La mise en œuvre de ce dispositif s'est révélée particulièrement complexe en raison du nombre important de collaborateurs de statuts différents travaillant pour l'institution judiciaire.

À la suite d'une mission d'inspection interministérielle, un décret du 30 décembre 2015 a cherché à définir une liste des collaborateurs occasionnels du service public de la justice, en se fondant sur ceux qui étaient considérés comme subordonnés à l'autorité judiciaire.

Un mouvement de mécontentement des professionnels concernés a marqué le début de l'année 2016. C'est la raison pour laquelle le Gouvernement a souhaité modifier le décret précité. Les discussions engagées par le ministère de la justice, le ministère des affaires sociales, le secrétariat d'État au budget et les organisations représentatives des professions concernées ont permis d'aboutir à un consensus matérialisé par le décret du 2 juin 2016. Aux termes de ce décret, sont désormais affiliés au régime général les médecins et les psychologues exerçant des activités d'expertises médicales, psychiatriques, psychologiques ou des examens médicaux, rémunérés sur frais de justice et qui ne sont pas affiliés à un régime de travailleurs non-salariés.

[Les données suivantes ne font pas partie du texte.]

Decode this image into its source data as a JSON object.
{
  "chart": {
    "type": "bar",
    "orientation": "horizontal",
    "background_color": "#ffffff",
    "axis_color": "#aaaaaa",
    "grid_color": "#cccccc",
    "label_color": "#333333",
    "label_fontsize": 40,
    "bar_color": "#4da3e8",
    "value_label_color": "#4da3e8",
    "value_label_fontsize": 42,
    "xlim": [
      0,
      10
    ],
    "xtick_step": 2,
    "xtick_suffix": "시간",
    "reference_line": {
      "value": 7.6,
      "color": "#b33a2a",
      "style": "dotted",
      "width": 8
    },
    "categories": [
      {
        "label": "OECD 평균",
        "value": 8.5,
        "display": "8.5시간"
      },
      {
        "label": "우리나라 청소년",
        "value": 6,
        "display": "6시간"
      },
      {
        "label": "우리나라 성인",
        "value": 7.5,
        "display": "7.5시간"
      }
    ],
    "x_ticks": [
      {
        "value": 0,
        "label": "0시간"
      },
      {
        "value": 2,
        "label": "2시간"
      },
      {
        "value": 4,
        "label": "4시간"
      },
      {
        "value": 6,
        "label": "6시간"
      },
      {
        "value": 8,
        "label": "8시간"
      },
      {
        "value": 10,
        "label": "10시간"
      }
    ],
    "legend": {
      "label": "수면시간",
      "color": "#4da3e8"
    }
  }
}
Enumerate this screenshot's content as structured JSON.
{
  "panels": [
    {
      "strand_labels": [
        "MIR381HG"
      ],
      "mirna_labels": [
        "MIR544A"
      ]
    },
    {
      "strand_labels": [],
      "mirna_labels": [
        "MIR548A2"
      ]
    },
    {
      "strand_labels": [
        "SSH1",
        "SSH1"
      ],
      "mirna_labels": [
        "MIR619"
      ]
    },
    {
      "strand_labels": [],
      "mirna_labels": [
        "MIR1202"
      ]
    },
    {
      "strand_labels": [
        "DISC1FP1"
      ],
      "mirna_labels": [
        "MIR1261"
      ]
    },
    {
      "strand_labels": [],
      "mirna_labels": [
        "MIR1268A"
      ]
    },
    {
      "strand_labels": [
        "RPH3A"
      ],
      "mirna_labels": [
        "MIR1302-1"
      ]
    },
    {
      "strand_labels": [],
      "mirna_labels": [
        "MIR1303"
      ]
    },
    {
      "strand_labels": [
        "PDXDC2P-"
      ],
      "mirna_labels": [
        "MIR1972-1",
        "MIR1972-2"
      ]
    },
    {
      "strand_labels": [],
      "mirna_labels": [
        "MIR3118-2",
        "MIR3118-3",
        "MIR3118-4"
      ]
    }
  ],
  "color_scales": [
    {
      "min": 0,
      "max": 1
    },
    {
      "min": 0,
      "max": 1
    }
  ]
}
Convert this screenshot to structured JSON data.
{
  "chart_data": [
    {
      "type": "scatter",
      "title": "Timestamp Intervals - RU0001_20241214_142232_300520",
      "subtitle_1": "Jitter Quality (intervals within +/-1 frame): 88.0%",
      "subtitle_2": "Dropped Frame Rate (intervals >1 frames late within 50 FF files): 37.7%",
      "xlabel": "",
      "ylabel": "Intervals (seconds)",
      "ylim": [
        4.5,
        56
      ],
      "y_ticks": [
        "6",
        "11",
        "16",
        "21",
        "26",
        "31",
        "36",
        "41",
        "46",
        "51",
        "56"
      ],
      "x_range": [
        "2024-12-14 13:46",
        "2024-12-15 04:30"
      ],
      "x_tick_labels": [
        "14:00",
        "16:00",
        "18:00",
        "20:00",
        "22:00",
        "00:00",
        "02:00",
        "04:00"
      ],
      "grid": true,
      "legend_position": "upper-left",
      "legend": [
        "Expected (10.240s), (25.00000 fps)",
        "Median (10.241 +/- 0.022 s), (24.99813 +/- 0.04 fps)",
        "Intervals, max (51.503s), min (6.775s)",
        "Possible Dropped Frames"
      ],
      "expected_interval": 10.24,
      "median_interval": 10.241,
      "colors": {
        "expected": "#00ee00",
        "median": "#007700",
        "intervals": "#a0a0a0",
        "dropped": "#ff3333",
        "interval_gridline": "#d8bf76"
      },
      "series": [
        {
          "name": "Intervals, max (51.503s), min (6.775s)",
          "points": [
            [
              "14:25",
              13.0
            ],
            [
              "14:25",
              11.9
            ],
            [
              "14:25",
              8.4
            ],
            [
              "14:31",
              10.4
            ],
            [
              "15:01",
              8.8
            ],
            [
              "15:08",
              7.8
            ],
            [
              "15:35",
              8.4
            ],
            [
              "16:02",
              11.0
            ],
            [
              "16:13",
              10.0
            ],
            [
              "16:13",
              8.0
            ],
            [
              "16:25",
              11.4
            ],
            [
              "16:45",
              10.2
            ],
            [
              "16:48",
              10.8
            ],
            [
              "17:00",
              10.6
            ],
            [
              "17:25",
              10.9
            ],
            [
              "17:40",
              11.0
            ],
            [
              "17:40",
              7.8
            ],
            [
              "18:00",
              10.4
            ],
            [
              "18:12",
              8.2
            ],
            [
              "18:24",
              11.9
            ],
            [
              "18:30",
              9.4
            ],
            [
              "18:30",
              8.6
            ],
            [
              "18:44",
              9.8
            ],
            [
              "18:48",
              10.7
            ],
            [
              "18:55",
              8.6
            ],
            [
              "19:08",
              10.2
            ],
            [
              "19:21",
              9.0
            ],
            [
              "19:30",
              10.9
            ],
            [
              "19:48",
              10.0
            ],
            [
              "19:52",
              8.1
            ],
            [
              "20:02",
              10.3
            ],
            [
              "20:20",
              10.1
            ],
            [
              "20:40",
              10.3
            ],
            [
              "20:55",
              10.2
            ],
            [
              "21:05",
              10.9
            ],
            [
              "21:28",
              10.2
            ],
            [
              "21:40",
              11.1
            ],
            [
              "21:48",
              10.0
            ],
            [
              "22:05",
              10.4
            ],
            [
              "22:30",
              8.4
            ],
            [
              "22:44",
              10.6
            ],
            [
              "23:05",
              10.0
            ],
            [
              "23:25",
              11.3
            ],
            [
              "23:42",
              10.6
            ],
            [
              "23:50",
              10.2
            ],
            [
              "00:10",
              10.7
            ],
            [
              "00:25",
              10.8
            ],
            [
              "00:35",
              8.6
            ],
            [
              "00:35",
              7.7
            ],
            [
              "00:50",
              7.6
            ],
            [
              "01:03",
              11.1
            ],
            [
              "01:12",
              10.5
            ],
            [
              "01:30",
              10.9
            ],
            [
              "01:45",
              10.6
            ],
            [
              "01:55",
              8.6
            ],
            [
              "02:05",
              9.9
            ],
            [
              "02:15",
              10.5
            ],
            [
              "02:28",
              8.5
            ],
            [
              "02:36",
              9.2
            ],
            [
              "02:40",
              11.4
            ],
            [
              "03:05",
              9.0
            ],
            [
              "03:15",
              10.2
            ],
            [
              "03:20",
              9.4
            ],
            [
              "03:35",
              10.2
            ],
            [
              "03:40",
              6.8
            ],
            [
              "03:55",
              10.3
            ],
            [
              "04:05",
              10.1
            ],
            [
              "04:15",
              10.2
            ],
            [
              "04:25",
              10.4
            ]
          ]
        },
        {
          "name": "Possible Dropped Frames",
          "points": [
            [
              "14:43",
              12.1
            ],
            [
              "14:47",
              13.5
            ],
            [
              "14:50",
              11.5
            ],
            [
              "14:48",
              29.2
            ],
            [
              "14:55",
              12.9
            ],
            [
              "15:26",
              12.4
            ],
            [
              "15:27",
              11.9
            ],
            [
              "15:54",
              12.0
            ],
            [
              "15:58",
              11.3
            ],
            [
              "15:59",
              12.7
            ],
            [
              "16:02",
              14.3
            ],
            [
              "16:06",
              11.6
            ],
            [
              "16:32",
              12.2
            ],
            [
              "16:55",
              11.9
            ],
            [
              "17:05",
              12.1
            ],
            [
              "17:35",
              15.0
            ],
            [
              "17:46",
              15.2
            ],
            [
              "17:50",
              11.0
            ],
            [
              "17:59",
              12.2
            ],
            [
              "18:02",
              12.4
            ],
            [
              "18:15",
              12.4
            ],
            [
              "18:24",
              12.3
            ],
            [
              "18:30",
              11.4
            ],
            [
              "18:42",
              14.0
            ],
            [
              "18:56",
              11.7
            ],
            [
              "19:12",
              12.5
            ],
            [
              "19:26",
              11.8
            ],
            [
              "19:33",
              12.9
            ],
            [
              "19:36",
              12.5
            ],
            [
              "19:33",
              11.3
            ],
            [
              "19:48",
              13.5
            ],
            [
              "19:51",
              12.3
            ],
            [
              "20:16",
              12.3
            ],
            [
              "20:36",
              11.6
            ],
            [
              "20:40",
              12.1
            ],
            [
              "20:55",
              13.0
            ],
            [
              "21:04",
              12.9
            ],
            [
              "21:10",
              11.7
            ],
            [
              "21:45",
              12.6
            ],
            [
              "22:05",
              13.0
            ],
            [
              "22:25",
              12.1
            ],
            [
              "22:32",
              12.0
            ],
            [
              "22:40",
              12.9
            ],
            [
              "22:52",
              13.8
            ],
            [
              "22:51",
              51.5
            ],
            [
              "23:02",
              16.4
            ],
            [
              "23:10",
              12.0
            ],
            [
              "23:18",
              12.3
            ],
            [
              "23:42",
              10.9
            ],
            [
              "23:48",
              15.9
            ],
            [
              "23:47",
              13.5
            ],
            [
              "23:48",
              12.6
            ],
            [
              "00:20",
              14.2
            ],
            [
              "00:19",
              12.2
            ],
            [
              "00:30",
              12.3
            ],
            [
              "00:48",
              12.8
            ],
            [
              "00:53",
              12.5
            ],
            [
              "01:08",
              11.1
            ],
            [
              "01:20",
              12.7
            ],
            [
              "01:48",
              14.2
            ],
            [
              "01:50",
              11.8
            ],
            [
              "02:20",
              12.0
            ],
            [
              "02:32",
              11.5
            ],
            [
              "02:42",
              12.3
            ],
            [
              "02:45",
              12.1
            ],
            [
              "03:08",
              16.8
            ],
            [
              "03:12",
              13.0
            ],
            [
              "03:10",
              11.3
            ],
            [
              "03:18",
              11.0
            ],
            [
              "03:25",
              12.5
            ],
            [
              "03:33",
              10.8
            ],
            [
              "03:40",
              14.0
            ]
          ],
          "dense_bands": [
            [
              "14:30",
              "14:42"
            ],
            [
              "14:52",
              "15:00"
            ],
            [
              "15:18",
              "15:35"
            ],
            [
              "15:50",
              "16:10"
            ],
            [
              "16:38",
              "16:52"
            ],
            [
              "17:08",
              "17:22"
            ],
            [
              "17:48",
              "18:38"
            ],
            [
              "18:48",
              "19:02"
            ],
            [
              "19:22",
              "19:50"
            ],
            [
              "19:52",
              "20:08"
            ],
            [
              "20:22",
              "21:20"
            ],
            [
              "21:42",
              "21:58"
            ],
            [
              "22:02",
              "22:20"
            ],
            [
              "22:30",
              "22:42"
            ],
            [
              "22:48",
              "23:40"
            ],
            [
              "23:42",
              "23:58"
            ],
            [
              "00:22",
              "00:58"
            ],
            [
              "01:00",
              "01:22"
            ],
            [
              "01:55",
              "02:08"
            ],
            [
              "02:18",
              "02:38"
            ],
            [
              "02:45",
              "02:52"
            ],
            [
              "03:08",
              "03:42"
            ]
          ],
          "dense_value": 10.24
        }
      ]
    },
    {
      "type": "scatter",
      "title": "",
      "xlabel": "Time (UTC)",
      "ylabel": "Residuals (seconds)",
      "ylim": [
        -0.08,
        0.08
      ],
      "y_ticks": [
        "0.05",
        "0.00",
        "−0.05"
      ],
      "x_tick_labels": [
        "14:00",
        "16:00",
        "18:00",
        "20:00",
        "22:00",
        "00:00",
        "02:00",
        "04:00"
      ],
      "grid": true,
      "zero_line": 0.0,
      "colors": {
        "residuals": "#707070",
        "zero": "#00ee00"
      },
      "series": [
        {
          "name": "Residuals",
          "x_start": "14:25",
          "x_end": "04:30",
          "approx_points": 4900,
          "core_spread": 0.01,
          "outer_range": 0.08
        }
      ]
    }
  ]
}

Parallèlement, et sous l'égide du ministère de la justice, d'importantes discussions ont été menées avec les représentants des professions de psychologue et psychiatre afin d'aboutir à une revalorisation de leur indemnisation en tenant compte, pour ceux qui ne seraient pas collaborateurs, du coût supplémentaire qu'ils devront assumer au titre des charges sociales.

Ce travail entamé depuis le mois de février dernier a permis de lever les blocages constatés dans les juridictions.

Cette réforme ambitieuse et nécessaire va donc permettre, à terme, de clarifier la situation fiscale et sociale de ces experts.

M. le président. La parole est à Mme Marie Mercier.

Mme Marie Mercier. Je vous remercie, madame la secrétaire d'État, de ces précisions, que je ne manquerai pas de relayer auprès des experts, mais aussi de mes collègues. Nous avons enfin un début de réponse à la question écrite que j'avais adressée le 17 décembre 2015. Je me ferai donc l'écho de vos propos.